Amplicons from pf-csp, pf-ama1, and pf-k13 that were generated from 180 field-collected parasite DNA samples were sequenced with the above products in a single Ion Torrent sequencing run. Each individual field-collected DNA sample generated a median of 363 reads (range 126–17,362) (Fig. 2d). We first identified variant alleles in the three gene targets in the field-collected DNA samples (as above) in order to generate an array of validated, quality-filtered variant positions. We observed no statistically significant variation in the sequenced portion of pf-k13; notably, we did not observe the Y493H, R539T, or C580Y substitutions that confer artemisinin-resistance in SE Asian parasites^31,32,33. In contrast, using minimum base-call quality scores of 25 and an MAF of 2% to minimize false-discovery, we observed 25 variant positions in pf-csp and 30 variant positions in pf-ama1 (Table S2).

Haplotype inference in field-collected parasites

We used these validated variant positions in each gene target to assign gene-specific haplotypes using the same approach as that used for control DNA mixtures. For consideration in this analysis, a minimum of 10 reads was required to support each individual haplotype. Using this approach, we observed 35 pf-csp haplotypes within a subset of 45,817 reads and 13 pf-ama1 unique haplotypes among 526 reads. Differences between targets in the abundance of analyzable reads for haplotypes resulted from fewer overall reads obtained for pf-ama1, possibly resulting from lower amplification efficiency.

We recovered high quality haplotypes in 135 individuals for pf-csp and 56 individuals for pf-ama1. Among these individuals, more than one unique haplotype was identified in 64% of the individuals (n = 86) at pf-csp and in 18% (n = 10) at pf-ama1; the median number of observed haplotypes per individual was 2 (range 1–18) for pf-csp and 1 (range 1–12) for pf-ama1 while the remaining individuals contained haplotypes that were not supported by our quality criteria (Fig. 4a).

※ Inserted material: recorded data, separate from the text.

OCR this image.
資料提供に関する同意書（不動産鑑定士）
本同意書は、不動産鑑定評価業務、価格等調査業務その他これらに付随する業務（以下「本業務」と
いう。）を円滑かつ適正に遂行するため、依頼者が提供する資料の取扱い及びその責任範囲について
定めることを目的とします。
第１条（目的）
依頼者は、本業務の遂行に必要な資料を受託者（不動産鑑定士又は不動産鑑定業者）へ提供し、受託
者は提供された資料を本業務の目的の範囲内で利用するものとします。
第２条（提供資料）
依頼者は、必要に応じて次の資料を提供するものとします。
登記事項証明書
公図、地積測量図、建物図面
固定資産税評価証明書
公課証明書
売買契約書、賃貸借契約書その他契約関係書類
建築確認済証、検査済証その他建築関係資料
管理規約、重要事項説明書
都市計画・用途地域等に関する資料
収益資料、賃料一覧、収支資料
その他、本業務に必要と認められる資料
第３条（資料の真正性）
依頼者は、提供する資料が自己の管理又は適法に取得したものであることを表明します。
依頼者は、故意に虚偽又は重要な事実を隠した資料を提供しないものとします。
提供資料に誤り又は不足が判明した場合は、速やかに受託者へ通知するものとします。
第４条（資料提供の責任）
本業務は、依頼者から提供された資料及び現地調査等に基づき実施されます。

**Figure 4: Haplotypes present in clinical infection samples.**

The number of individuals bearing each of the 35 pf-csp haplotypes were calculated for all shared haplotypes (Fig. 4b). The median number of patients sharing each haplotype was 10 (range 2–31). Of the 35 pf-csp haplotypes that we observed, 3 haplotypes were present in only 2 individuals, 4 haplotypes were present in only 4 individuals and 28 haplotypes were present in 5 or more individuals. There was no clear correlation between the number of pf-csp and pf-ama1 haplotypes in the 43 individuals in whom we identified haplotypes at both loci possibly owing to the lower median MOI in these individuals when measured by pf-ama1 (median = 1) than by pf-csp (median = 2) (Figure S4). The composition of these haplotypes were determined and the percent of reads supporting each haplotype for each individual was calculated (Fig. 4c). Using these pf-csp haplotypes as an index of MOI, we compared MOI values between clinical and demographic groups. There were no discernable differences in MOI between participants based on gender, age, or geographic location (Figure S3A–C). However, median MOI was significantly higher in asymptomatic (median = 3) than in symptomatic (median = 2) participants (Mann Whitney U test p < 0.0001 and Kruskal Wallis Test p < 0.0001). Similarly, we observed significant differences in median MOI across sampling dates, with the highest median MOI in May and July and the lowest in April, August and September (p < 0.0001), suggesting that this rapid approach to haplotype inference may be useful for tracking parasite populations as a surveillance tool over time.

Discussion

NGS approaches to parasite genotyping allow for the sensitive detection of minority variants, disaggregation of complex parasite mixtures, and scalable processing of large sample sets. Therefore, we designed, validated, and applied an overlap extension barcoding and multiplexing NGS approach to parasite genotyping that leverages NGS of individually barcoded samples in a scalable, modular, and multiplex manner. In control mixtures of reference parasite genomes, we qualitatively and quantitatively detected unique haplotypes of more than one gene target comprising as little as 2% of polyclonal infections. We then applied our genotyping approach to field-collected samples collected in Western Kenya in order to rapidly obtain genotypes at three unlinked loci and reconstruct haplotypes of diverse markers. Our overlap extension NGS genotyping strategy therefore enables a rapid, flexible, high-throughput method for genotyping of individual P. falciparum parasitemias that can enhance molecular epidemiologic studies of parasite gene markers, population structure, and transmission.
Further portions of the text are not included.